‘The Valhalla Murders’

A brooding eight-part murder investigation miniseries finds veteran Reykjavick police detective, Kata (Nína Dögg Filippusdóttir) working on what proves to be Iceland’s first serial killer. Police profiler Arnar (Björn Thors), cold and efficious, originally from Iceland, is transferred from Oslo to assist in the investigation. Both have deep-seated family issues.

As two bodies with multiple stab wounds and slashed eyes are discovered within a day or two, the police are soon led to a now abandoned boys’ home, the isolated Valhalla. A third body is found. Identifying the dead as former staff members, Kata and Arnar find themselves in a race against time to ensure there are no more victims. The level of abuse inflicted upon the boys is slowly revealed as the investigation continues, which is in direct conflict to official reports.

The Valhalla Murders is far from original. Distracted cops with home-life concerns leading the investigation. Kata being passed over for promotion in favour of a relatively new female colleague. And, whilst wholly engaging, five episodes in, the case finds itself embroiled in serious melodrama. But there’s a sudden and much needed twist. Yet even then, a boys’ remand home, abuse, cover-up, revenge all feels somewhat predictable.

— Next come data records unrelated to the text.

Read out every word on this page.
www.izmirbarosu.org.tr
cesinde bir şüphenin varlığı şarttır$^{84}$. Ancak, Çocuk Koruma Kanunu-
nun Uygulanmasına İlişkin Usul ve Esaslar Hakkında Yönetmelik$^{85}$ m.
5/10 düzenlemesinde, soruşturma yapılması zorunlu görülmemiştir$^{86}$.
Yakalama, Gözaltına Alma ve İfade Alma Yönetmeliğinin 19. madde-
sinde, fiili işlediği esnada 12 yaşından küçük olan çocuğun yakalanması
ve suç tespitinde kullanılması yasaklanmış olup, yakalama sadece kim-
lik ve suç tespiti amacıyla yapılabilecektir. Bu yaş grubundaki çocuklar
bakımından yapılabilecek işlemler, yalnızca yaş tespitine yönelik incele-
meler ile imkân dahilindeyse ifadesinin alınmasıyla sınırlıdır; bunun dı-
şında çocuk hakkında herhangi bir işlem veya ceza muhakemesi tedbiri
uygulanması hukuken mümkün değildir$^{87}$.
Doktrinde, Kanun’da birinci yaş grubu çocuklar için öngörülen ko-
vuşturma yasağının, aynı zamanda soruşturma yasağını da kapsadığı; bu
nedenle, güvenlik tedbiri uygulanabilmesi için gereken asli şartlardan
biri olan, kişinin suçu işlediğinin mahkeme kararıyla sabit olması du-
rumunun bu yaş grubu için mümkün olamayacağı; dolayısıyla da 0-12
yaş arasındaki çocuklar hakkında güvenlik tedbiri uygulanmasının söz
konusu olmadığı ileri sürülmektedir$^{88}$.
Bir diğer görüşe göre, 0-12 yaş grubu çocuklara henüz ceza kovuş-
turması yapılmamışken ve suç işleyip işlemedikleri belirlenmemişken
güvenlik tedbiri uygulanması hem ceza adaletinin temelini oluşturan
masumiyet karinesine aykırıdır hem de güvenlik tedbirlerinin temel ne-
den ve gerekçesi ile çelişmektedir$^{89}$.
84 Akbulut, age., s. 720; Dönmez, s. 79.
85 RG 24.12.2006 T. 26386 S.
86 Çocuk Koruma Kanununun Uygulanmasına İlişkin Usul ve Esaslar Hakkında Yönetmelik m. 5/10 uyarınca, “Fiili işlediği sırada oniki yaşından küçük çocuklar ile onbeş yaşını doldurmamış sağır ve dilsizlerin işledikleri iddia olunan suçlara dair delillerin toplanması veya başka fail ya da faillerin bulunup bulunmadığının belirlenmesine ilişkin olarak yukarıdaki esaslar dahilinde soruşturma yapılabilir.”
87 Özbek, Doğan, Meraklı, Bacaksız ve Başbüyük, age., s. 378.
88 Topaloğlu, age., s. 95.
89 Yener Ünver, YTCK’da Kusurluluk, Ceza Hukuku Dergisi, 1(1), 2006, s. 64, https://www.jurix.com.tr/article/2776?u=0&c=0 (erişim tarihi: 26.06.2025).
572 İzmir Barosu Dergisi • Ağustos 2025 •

What makes this so different is the extraordinary location – a wintery, snowbound Iceland with days so short and nights so long, a sense of foreboding constantly exists. The abandoned Valhalla sits alone in the snowy wastes: the threat contained within darkness in suburban Reykjavick: even the oppressive rejection of a Jehovah’s Witness family of their son, Arnar, is moodily rendered in the grey half-light of winter’s snatched daylight. Add a well-written script, an ominous yet emotive soundtrack, stunning cinematography and fine performances and the result is a pretty thrilling narrative that sufficiently hooks the viewer to overlook its faults.

Rating: 72%


Dark, remote, sweeping landscapes dominate the Icelandic drama series as as the subglacier volcanic Katla continues its destructive activity twelve months after a massive eruption. And the glacier itself is slowly melting. With Katla spewing smoke into the air, the almost deserted village of Vik is constantly peppered with black ash. Yet its few remaining inhabitants experience more than just natural forces.

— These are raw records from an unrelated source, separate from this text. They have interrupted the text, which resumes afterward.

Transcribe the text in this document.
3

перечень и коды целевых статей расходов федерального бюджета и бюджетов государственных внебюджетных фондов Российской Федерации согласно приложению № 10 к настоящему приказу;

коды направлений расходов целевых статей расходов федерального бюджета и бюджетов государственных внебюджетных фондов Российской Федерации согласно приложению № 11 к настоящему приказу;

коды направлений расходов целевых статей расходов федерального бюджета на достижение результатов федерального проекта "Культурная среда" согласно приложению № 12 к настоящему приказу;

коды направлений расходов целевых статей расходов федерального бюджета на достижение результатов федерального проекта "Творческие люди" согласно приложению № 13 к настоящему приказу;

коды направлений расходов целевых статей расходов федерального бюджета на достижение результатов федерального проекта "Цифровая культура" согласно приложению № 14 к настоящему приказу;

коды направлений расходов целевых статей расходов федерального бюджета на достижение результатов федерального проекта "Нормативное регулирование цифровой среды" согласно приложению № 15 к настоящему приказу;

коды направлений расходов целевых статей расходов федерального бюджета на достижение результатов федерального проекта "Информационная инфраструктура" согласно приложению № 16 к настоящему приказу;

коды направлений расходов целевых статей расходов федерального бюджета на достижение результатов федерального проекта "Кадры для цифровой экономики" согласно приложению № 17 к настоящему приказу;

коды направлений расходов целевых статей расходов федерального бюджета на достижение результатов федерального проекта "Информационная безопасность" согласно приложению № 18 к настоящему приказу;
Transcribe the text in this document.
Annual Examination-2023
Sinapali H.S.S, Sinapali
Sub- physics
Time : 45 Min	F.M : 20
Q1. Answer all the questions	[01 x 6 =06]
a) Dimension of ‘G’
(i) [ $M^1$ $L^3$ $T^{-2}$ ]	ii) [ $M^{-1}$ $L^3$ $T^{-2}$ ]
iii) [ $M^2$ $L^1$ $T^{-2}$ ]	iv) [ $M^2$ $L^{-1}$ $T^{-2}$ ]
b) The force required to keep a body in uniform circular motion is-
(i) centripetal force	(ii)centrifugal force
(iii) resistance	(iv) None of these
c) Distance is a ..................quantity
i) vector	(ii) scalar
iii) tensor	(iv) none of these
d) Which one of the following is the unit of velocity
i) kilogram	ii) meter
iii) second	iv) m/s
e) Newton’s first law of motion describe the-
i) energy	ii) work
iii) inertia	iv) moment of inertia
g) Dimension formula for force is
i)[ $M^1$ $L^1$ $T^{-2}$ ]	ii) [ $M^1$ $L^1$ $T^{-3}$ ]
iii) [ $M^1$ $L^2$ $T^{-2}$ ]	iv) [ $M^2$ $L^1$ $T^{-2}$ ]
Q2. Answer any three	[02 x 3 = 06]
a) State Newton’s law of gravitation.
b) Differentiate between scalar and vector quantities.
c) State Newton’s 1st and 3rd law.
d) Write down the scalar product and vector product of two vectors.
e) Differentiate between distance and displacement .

It’s moody, it’s atmospheric as a naked woman, encrusted in ash, is found wandering the barren slopes. With access to the area restricted, the arrival of Gunhild (Aliette Opheim) creates confusion. Things become more than a little odd when Gunhild recognises many of the townsfolk from a time twenty years earlier when she worked at the local hotel.

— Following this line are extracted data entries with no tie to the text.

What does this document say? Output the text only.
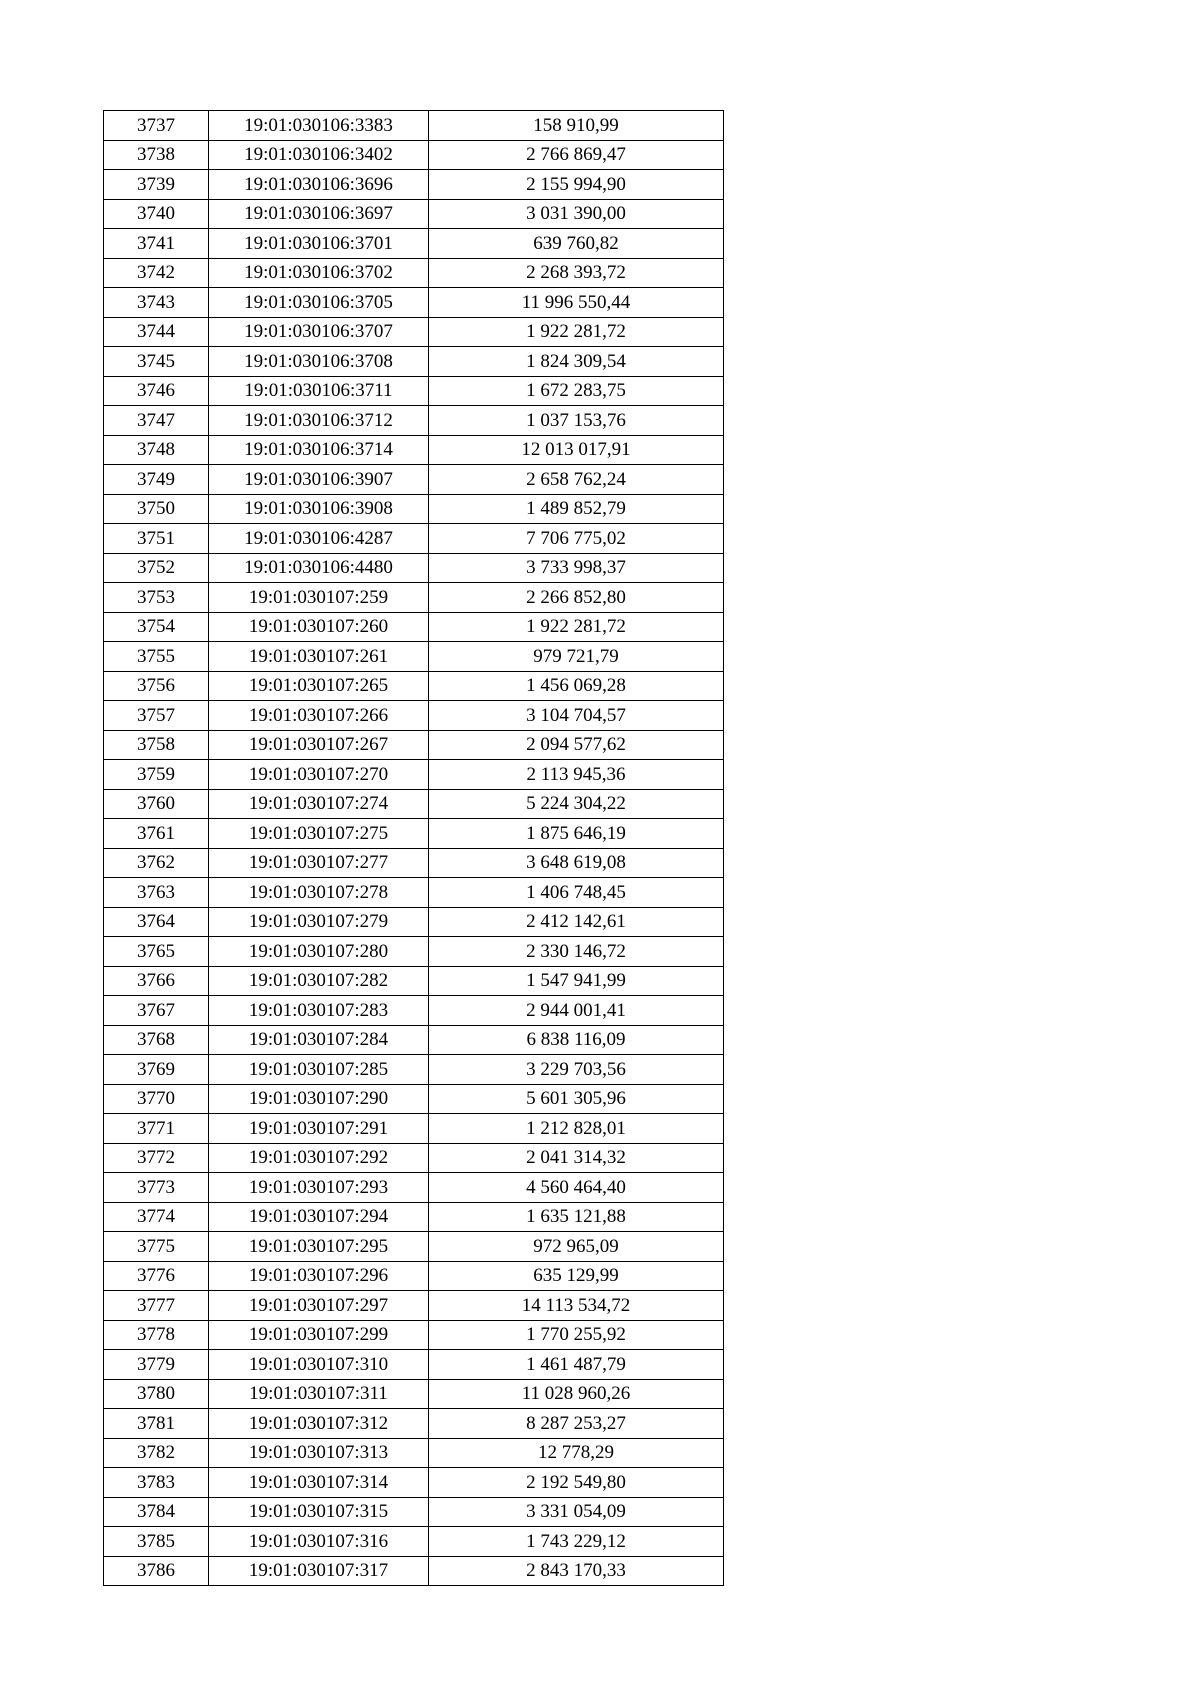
3737	19:01:030106:3383	158 910,99
3738	19:01:030106:3402	2 766 869,47
3739	19:01:030106:3696	2 155 994,90
3740	19:01:030106:3697	3 031 390,00
3741	19:01:030106:3701	639 760,82
3742	19:01:030106:3702	2 268 393,72
3743	19:01:030106:3705	11 996 550,44
3744	19:01:030106:3707	1 922 281,72
3745	19:01:030106:3708	1 824 309,54
3746	19:01:030106:3711	1 672 283,75
3747	19:01:030106:3712	1 037 153,76
3748	19:01:030106:3714	12 013 017,91
3749	19:01:030106:3907	2 658 762,24
3750	19:01:030106:3908	1 489 852,79
3751	19:01:030106:4287	7 706 775,02
3752	19:01:030106:4480	3 733 998,37
3753	19:01:030107:259	2 266 852,80
3754	19:01:030107:260	1 922 281,72
3755	19:01:030107:261	979 721,79
3756	19:01:030107:265	1 456 069,28
3757	19:01:030107:266	3 104 704,57
3758	19:01:030107:267	2 094 577,62
3759	19:01:030107:270	2 113 945,36
3760	19:01:030107:274	5 224 304,22
3761	19:01:030107:275	1 875 646,19
3762	19:01:030107:277	3 648 619,08
3763	19:01:030107:278	1 406 748,45
3764	19:01:030107:279	2 412 142,61
3765	19:01:030107:280	2 330 146,72
3766	19:01:030107:282	1 547 941,99
3767	19:01:030107:283	2 944 001,41
3768	19:01:030107:284	6 838 116,09
3769	19:01:030107:285	3 229 703,56
3770	19:01:030107:290	5 601 305,96
3771	19:01:030107:291	1 212 828,01
3772	19:01:030107:292	2 041 314,32
3773	19:01:030107:293	4 560 464,40
3774	19:01:030107:294	1 635 121,88
3775	19:01:030107:295	972 965,09
3776	19:01:030107:296	635 129,99
3777	19:01:030107:297	14 113 534,72
3778	19:01:030107:299	1 770 255,92
3779	19:01:030107:310	1 461 487,79
3780	19:01:030107:311	11 028 960,26
3781	19:01:030107:312	8 287 253,27
3782	19:01:030107:313	12 778,29
3783	19:01:030107:314	2 192 549,80
3784	19:01:030107:315	3 331 054,09
3785	19:01:030107:316	1 743 229,12
3786	19:01:030107:317	2 843 170,33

Katla is a slow-burn character drama that is stunningly shot in the onset of an Icelandic winter. The claustrophobic human drama in the village is offset by the wilds of the sea and the vastness of the open, desolate landscape cloaked not in snow but black ash. Central character Grima (Guðrún Ýr Eyfjörð) continues to mourn her beloved sister Ása (Íris Tanja Flygenring), killed on the ice a year earlier: depression and medication has changed her character and relationship with husband Kjartan (Baltasar Breki Samper). Local policeman, the deeply religious Gísli (Þorsteinn Bachmann), is coping with the slow cancer-based death of his wife. Visiting geologist Björn Thors is also in mourning – for his seven year-old son killed three years earlier and the subsequent slow break-up of his marriage.

It’s the evolving interactions that is the mainstay of Katla. No spoilers but Gunhild is soon joined by others. And whilst there is eventually a somewhat underwhelming reveal in episode 7 as to what is going on, it’s almost secondary to the dramas in Vik itself and the physical and psychological impact of the destructive force of the volcano. It looks stunning, sounds wonderful (the soundtrack!), the acting spot-on yet Katla, with its mid-season pall and poor explantions will likely leave you somewhat disatisified.